The first time he saw the beautiful young woman across the crowded room, their eyes met. One week later he told he loved her. Three months later, they were married.
Does this really ever happen outside of the movies?
Scientists say we are genetically wired for the possibility of love at first sight, but why it happens to some people and not others is largely a matter of timing and self-assurance.

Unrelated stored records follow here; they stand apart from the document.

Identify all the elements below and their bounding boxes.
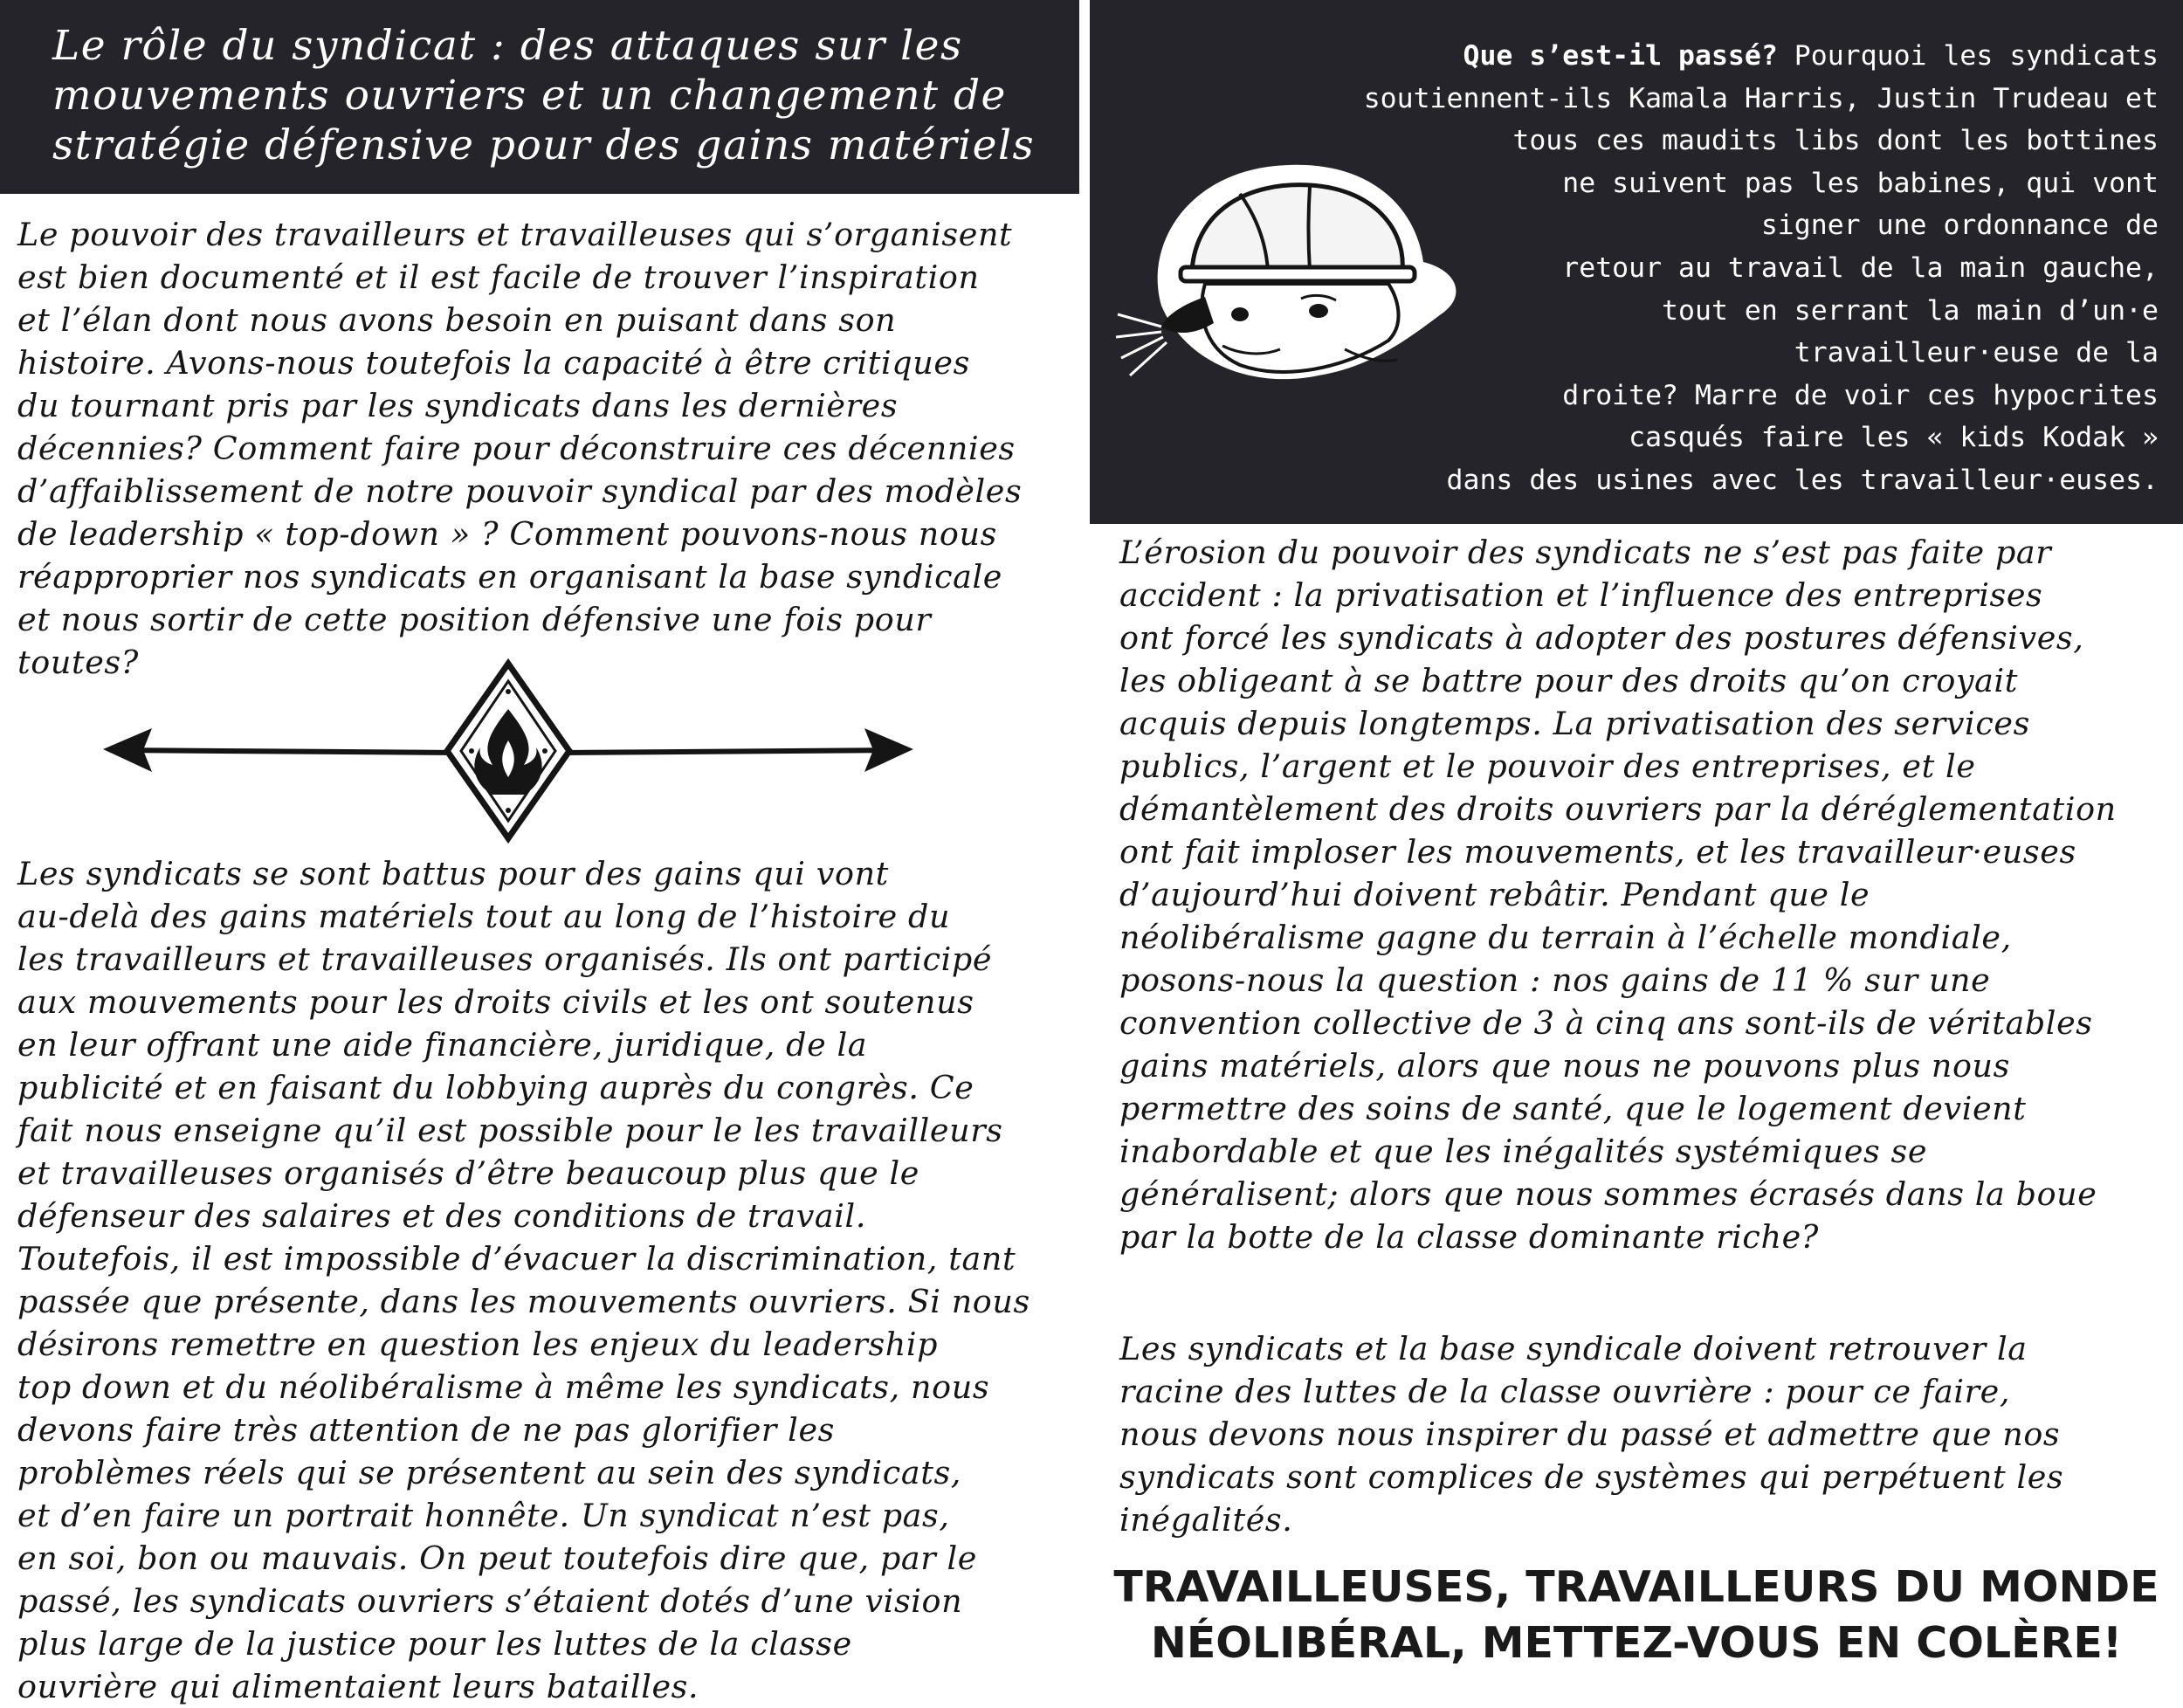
intro-paragraph: Le pouvoir des travailleurs et travailleuses qui s’organisent est bien documenté et il est facile de trouver l’inspiration et l’élan dont nous avons besoin en puisant dans son histoire. Avons-nous toutefois la capacité à être critiques du tournant pris par les syndicats dans les dernières décennies? Comment faire pour déconstruire ces décennies d’affaiblissement de notre pouvoir syndical par des modèles de leadership « top-down » ? Comment pouvons-nous nous réapproprier nos syndicats en organisant la base syndicale et nous sortir de cette position défensive une fois pour toutes? xyxy=(17,216,1023,681)
lead-body: Pourquoi les syndicats soutiennent-ils Kamala Harris, Justin Trudeau et tous ces maudits libs dont les bottines ne suivent pas les babines, qui vont signer une ordonnance de retour au travail de la main gauche, tout en serrant la main d’un·e travailleur·euse de la droite? Marre de voir ces hypocrites casqués faire les « kids Kodak » dans des usines avec les travailleur·euses. xyxy=(1363,40,2159,496)
erosion-paragraph: L’érosion du pouvoir des syndicats ne s’est pas faite par accident : la privatisation et l’influence des entreprises ont forcé les syndicats à adopter des postures défensives, les obligeant à se battre pour des droits qu’on croyait acquis depuis longtemps. La privatisation des services publics, l’argent et le pouvoir des entreprises, et le démantèlement des droits ouvriers par la déréglementation ont fait imploser les mouvements, et les travailleur·euses d’aujourd’hui doivent rebâtir. Pendant que le néolibéralisme gagne du terrain à l’échelle mondiale, posons-nous la question : nos gains de 11 % sur une convention collective de 3 à cinq ans sont-ils de véritables gains matériels, alors que nous ne pouvons plus nous permettre des soins de santé, que le logement devient inabordable et que les inégalités systémiques se généralisent; alors que nous sommes écrasés dans la boue par la botte de la classe dominante riche? xyxy=(1119,534,2117,1256)
lead-question: Que s’est-il passé? xyxy=(1463,40,1778,72)
right-column xyxy=(1090,0,2183,1698)
divider-ornament-icon xyxy=(98,657,919,844)
page-title: Le rôle du syndicat : des attaques sur les mouvements ouvriers et un changement de stratégie défensive pour des gains matériels xyxy=(52,22,1036,169)
title-banner xyxy=(0,0,1079,194)
lead-text xyxy=(1364,35,2159,502)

If you are lucky enough to fall in love immediately and the feeling is mutual, it still isn’t possible to know if it will last. A dinner date that starts on a love-struck note could turn sour before the check arrives, yet another “lightning just struck us” couple will go on to have a life-long relationship. Because love is hard to replicate in a lab, there is little research on when and why—and for whom—love at first sight works out.
According to an annual “Singles in America” survey of more than 5,000 singles ages 21 to 70-plus, sponsored by the dating site Match.com, 59 percent of men and 49 percent of women in 2014 said they believe in love at first sight, and 41 percent of men and 29 percent of women say they have experienced it.
The survey and numerous psychological studies have found men fall in love faster than women, says Helen Fisher, a biological anthropologist and New York City-based senior research fellow at the Kinsey Institute for Research in Sex, Gender and Reproduction. “Men are so visual,” she says. “They see a woman who appeals to them physically, and it will trigger the romantic love system faster.” She adds, “Women are custodians of the egg, so they are more careful romantically.”
Romantic love is one of three systems—along with the sex drive and feelings of deep attachment—that humans developed for mating. Romantic love’s intense desire for connection with the other person typically lasts 18 months to three years, experts say. Its evolutionary purpose is to help people pick one partner and bond in order to raise a child.